1. Continuamos duma maneira geral sem saber lidar com a morte. A dos outros e a nossa própria, a ocorrer num qualquer dia mais ou menos próximo ou remoto. Chegamos a fazer de conta que a morte não existe, pelo menos enquanto ela não acontece entre as pessoas que nos são mais queridas e próximas pelos laços do sangue e/ou dos afectos. E quando ela se torna realidade na pessoa da nossa mãe, do nosso pai, de uma irmã, um irmão, de uma filha, um filho, de uma amiga, um amigo corremos logo a vestir-nos de luto e metemo-nos em casa a chorar mais ou menos inconsolavelmente, sem disposição para mais nada. Preferimos delegar numa agência funerária das redondezas todos os passos a dar e pagar sem refilar a factura por sinal, elevada que ela dias depois nos apresenta, e que inclui o custo da urna, do arranjo do espaço onde a urna com o cadáver fica exposta, e até o custo da missa de corpo presente e da missa de sétimo dia, etc, etc, a fazermos todos, familiares e amigas, amigos em conjunto, dessa morte acabada de ocorrer, um acontecimento ou sacramento revelador/anunciador de algo novo e fecundo.

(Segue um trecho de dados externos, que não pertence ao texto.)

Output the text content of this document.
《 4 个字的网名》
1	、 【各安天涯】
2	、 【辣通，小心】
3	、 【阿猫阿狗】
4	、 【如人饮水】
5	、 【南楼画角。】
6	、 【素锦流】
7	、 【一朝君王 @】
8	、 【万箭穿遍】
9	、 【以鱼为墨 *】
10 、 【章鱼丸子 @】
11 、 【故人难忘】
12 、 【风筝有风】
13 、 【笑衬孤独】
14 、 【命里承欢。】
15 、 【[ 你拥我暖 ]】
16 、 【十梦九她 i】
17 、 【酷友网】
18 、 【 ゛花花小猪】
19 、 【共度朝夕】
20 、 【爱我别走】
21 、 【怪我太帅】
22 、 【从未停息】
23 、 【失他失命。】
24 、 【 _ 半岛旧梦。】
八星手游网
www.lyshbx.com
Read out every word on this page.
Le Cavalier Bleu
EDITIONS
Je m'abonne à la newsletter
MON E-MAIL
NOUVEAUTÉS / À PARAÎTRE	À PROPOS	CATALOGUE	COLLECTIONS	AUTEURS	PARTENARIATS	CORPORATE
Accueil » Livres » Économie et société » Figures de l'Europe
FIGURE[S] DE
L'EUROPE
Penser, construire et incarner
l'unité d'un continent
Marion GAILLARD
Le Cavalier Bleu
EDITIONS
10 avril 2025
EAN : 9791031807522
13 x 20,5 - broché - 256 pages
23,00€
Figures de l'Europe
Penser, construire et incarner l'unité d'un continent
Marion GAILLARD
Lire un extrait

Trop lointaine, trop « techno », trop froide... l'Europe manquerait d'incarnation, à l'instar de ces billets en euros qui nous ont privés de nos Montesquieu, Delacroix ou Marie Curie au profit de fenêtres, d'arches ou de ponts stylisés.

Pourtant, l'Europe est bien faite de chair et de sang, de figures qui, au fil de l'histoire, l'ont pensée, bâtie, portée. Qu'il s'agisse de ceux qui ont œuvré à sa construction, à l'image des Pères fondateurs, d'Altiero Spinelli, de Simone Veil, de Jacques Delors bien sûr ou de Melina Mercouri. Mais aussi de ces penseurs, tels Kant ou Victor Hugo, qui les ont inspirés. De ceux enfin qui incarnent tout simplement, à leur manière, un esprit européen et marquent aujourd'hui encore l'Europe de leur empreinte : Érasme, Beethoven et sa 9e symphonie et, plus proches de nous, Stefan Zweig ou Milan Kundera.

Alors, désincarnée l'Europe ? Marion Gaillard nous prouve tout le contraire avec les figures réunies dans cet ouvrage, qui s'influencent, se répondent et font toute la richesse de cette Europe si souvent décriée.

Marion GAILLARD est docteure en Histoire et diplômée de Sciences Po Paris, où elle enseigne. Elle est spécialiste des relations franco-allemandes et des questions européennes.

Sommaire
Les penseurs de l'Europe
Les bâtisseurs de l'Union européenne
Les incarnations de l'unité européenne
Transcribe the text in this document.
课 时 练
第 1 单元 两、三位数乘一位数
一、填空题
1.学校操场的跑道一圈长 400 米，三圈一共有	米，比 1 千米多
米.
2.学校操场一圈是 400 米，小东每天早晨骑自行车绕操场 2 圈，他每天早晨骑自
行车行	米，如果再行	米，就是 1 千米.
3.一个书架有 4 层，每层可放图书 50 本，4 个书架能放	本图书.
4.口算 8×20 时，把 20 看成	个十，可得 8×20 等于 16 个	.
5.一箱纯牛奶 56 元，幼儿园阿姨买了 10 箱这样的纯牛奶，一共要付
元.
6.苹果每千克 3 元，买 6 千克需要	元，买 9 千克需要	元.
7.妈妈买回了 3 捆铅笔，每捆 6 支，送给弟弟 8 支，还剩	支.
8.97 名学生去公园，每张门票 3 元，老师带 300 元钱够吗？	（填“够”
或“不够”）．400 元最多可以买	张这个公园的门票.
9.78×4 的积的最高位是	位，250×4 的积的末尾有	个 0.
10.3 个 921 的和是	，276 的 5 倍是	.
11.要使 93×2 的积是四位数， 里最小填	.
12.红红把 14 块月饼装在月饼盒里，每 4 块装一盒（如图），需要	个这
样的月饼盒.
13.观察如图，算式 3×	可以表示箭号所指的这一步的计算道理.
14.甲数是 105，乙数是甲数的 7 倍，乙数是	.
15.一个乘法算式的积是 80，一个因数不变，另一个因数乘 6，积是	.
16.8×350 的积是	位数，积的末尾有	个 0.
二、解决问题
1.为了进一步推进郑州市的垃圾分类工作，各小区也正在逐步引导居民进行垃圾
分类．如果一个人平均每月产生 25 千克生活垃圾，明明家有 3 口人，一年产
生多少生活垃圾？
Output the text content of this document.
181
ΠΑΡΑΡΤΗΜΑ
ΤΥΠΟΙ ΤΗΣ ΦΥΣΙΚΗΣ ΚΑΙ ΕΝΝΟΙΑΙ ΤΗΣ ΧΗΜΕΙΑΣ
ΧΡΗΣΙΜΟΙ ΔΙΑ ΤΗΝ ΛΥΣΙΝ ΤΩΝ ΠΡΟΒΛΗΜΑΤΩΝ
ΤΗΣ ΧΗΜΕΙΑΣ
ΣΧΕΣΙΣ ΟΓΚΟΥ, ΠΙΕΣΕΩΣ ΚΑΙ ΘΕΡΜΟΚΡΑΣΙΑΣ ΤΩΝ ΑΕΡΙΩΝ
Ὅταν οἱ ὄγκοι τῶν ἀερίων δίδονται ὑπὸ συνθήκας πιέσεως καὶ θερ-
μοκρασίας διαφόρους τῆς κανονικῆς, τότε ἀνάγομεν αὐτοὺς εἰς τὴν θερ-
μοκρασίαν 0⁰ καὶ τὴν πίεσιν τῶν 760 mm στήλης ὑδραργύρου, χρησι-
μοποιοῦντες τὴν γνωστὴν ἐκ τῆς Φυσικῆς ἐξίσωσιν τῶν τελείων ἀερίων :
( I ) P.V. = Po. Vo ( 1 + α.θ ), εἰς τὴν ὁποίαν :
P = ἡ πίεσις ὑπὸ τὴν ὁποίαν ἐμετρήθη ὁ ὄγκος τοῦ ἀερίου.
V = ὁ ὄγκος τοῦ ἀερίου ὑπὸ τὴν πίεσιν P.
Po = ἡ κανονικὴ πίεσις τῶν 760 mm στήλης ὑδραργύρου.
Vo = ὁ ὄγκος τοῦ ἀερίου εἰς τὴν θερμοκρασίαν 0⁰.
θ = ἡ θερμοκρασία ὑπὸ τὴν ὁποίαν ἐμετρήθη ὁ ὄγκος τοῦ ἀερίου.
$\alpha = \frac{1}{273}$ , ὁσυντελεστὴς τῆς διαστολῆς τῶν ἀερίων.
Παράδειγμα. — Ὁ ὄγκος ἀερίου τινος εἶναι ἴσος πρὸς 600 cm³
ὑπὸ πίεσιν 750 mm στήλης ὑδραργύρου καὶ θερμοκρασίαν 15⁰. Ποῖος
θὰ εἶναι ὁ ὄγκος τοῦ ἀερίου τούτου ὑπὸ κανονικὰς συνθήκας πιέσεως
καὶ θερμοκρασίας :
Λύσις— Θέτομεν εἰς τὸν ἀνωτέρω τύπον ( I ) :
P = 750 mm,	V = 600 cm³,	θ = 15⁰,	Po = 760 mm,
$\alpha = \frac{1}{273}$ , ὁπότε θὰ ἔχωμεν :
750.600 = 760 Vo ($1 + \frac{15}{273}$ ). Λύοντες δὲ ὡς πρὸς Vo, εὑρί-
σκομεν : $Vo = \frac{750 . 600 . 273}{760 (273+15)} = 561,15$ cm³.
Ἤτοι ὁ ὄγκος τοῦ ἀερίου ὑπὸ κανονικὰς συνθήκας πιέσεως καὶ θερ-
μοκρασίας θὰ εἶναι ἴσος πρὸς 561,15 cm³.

A que se deverão estes nossos estranhos comportamentos perante a morte de pessoas que nos são queridas? Não terão a ver com as catequeses terroristas sobre a morte e os demais novíssimos que supostamente se lhe seguiriam Juízo, inferno ou paraíso que as Igrejas impunemente desenvolveram, durante séculos e séculos, entre as populações, crianças incluídas? Bem vistas as coisas, o que hoje ainda persiste, como marca indelével na consciência das populações não ilustradas e não evangelizadas, é essa crença de que a morte é a mais medonha de todas as penas com que Deus, logo no início da Humanidade, castigou para todo o sempre os nossos primeiros pais e, neles, todas, todos nós, seus descendentes, por eles terem comido do fruto proibido, pelos vistos, um pecado terrível que ficou conhecido como pecado original ou das origens.
Ora, se de um castigo se trata, e castigo de Deus que já vem desde o princípio da Humanidade, sem que o suposto ofendido, desde então para cá, alguma vez tenha alterado a sua macabra decisão, quem de nós poderá encarar a morte de uma, um familiar ou de alguém amigo, ou até a sua própria, um dia, como uma boa notícia e ocasião de festa?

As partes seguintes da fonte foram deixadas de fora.